The main benefit to the writer of the test is that it codifies their intent into the repository. Writing a test sends a clear message to other developers who may modify this code what it’s supposed to do so the writer may be confident others won’t break a feature he is relying on for future work. This is especially important in open source projects where lots of people are making one-off changes and might not recognize an edge case you are relying on for your feature. This sort of communication with others is done much more efficiently with tests than comments.

If your team has a culture where testing is a responsibility the benefits are much clearer. When a developer can expect others to write tests for the features they need, they gain the ability to freely modify the code without being as nervous about breaking another developer’s feature. This frees up mental energy for code quality improvements like large-scale refactoring that simply wouldn’t be possible without feedback to guard against unintended side effects. Ideally, any sensible implementation at all that passes the test suite should be acceptable which has the effect of reducing the actual code base to just details. It’s much more fun to commit to a code base where there are less consequences for mistakes, and much easier to review as well.

Without this expectation, when a regression occurs, the only possible solution is to “be more careful” which is not nearly as actionable as “write a regression test”.

Benefits to Users

As an user, the test suite is a good way to evaluate your use of the application. The test suite contains examples of usage you can compare to your own usage to understand whether you are on the common path. If your usage is different than the tests, you’ll know you are doing something novel and need to exercise some caution with your implementation. Whenever I see some odd behavior with a library I’m using, the first place I look for an explanation is the test suite. If my path is tested and my results are different, then it narrows down the possible reasons for the discrepancy to the environment. Knowing this is helpful when reporting bugs on the project. If the path is not tested, I know I’m doing something with the library the authors may not have intended and I’m on my own to make sure it works. In that case, I know I need to do some work in the library and then add a test for my use case to make sure it remains supported in the future.

You can use the test suite as documentation for the project. In some ways, it’s better than the actual documentation because you know if the tests pass you are looking at working code, while the documentation may be out of date. Not nearly enough people know to use the test suites in the projects they use this way.

The Costs of Testing

Writing tests is a lot of work, but when done correctly, it’s a force multiplier for developer and user productivity by clearly showing design intent and increasing stability of the code base. The problem is the stability you gain is forced and it takes additional effort to relax assumptions when a use case changes.

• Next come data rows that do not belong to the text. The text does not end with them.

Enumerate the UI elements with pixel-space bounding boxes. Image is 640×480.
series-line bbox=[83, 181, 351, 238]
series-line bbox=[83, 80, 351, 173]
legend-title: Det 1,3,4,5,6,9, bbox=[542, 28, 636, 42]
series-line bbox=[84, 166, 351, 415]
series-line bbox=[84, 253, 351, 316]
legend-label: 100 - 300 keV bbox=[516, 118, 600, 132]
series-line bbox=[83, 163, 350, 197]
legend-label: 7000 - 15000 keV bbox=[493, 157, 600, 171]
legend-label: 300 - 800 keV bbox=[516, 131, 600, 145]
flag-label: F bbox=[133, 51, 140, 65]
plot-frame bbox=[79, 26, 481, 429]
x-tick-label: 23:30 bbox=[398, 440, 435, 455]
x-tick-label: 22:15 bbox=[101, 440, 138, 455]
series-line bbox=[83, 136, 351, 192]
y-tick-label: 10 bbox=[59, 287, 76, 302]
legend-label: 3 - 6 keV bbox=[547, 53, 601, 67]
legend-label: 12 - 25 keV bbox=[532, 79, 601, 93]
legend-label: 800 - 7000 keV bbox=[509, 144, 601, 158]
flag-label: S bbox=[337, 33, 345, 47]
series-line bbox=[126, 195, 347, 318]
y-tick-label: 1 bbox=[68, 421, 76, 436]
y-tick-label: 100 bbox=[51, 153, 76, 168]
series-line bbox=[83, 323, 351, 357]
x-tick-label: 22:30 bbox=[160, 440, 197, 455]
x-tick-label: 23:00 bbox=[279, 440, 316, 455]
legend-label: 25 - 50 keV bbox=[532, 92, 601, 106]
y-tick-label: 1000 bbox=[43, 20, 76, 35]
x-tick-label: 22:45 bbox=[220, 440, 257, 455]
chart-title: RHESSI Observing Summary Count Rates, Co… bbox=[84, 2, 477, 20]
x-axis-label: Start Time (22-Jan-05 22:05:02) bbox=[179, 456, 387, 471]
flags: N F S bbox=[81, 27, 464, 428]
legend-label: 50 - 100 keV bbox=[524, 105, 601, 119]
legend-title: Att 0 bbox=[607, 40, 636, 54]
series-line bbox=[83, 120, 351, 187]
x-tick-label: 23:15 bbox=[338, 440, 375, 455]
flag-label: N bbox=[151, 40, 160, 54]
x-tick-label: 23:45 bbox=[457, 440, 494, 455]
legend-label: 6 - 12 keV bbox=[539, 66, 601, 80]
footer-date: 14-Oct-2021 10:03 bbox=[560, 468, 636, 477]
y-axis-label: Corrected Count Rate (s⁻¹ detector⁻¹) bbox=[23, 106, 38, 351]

Just like with any other code, most of your testing effort will go into maintaining an existing test suite and this should be considered the primary driver of cost. Maintenance costs vary inversely with the stability of the interface. The more stable an interface is, the less it costs to test it which makes it a better target for tests. It doesn’t make any sense to test scaffold or POC code because you’ll end up paying the cost of removing the tests later.

General Testing Principles

So in conclusion, here are some basic principles to decide how to design your test suite.

  • Only include a test if you can justify its value.
  • Limit your tests to code under your control.
  • Write application code with testability in mind.
  • Write tests to augment the documentation.
  • Do not test undefined application behavior.
  • Write the minimum amount of tests you need.
  • Write tests whose failure has a meaningful business reason.